State v. Poellinger, 153 Wis.2d 493, 507, 451 N.W.2d 752, 757-58 (1990) (citations omitted).  Case law has defined “held out for public use” as “whether, on any given day, potentially any resident of the community with a driver’s license and access to a motor vehicle could use the [road] in an authorized manner.”  City of LaCrosse v. Richling, 178 Wis.2d 856, 860, 505 N.W.2d 448, 449 (Ct. App. 1993).

                        Here, there is sufficient evidence in the record from which the jury could infer that the access road at issue was “held out for public use.”  The arresting officer testified that the road is open to the public, he has seen other vehicles use the road, and people do not have to pay to use the road.  This evidence is sufficient to allow a reasonable jury to conclude that the access road was “held out for public use.” 

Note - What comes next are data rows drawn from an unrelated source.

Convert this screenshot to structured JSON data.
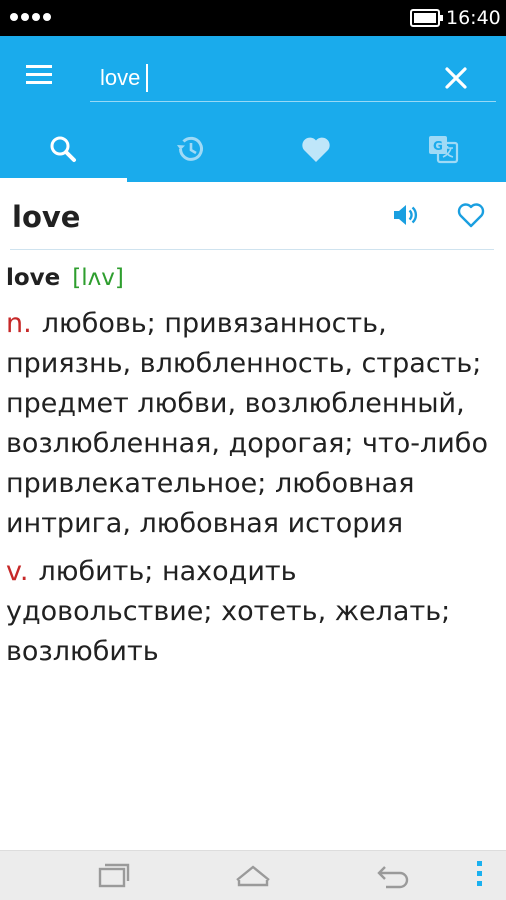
{
  "colors": {
    "accent": "#1aabec",
    "status_bar": "#000000",
    "part_of_speech": "#c62828",
    "transcription": "#2e9e2e",
    "icon_blue": "#1a9fe0",
    "nav_bar": "#ececec"
  },
  "status_bar": {
    "time": "16:40",
    "signal_dots": 4,
    "battery_level": 0.85
  },
  "search": {
    "value": "love",
    "placeholder": ""
  },
  "tabs": [
    {
      "icon": "search-icon",
      "active": true
    },
    {
      "icon": "history-icon",
      "active": false
    },
    {
      "icon": "heart-icon",
      "active": false
    },
    {
      "icon": "translate-icon",
      "active": false
    }
  ],
  "entry": {
    "headword": "love",
    "word": "love",
    "transcription": "[lʌv]",
    "senses": [
      {
        "pos": "n.",
        "text": "любовь; привязанность, приязнь, влюбленность, страсть; предмет любви, возлюбленный, возлюбленная, дорогая; что-либо привлекательное; любовная интрига, любовная история"
      },
      {
        "pos": "v.",
        "text": "любить; находить удовольствие; хотеть, желать; возлюбить"
      }
    ]
  }
}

                        Berry’s arguments to the contrary, however, do not fall on deaf ears.  The fact that this is a road that generally is used by patrons attending baseball games or stadium workers, rather than the public at large, certainly supports an argument that the access road does not satisfy the Richling definition.  However, the jury did not accept the argument and, under the standard of review governing this case, this court cannot disregard the jury’s determination.[2]

B.  Jury Instruction.

                        Next, Berry contends that the trial court erroneously exercised its discretion in instructing the jury.  Specifically, Berry argued that the trial court should have granted his request to insert the Richling definition of “held out for public use” right into the jury instruction.  This court rejects his contention.

                        “A trial court has wide discretion in presenting instructions to the jury.  If its instructions adequately cover the law applied to the facts, a reviewing court will not find error in refusing special instructions even though the refused instructions would not be erroneous.”  State v. Amos, 153 Wis.2d 257, 278, 450 N.W.2d 503, 511 (Ct. App. 1989). 

                        Here, the trial court did not erroneously exercise its discretion when it instructed the jury.  The jury instructions adequately stated the law.  The instruction used was the standard instruction with the addition of language inserted from § 346.61, Stats.  It was not necessary to specifically define “held out for public use” as this term was within the common knowledge of the jury.  The fact that case law has delineated a definition for the term does not mean that the definition must be included in the jury instructions.  Berry was free to argue to the jury using the Richling definition. 

                        By the Court.—Judgment affirmed.

                        This opinion will not be published.  See Rule 809.23(1)(b)4, Stats.


 



[1]  This appeal is decided by one judge pursuant to § 752.31(2), Stats.

[2]  The State argues that recent legislative amendments to the statute broaden its scope.  However, based on the foregoing analysis, this court need not engage in an examination of the legislative intent relative to the recent amendments of § 346.61, Stats.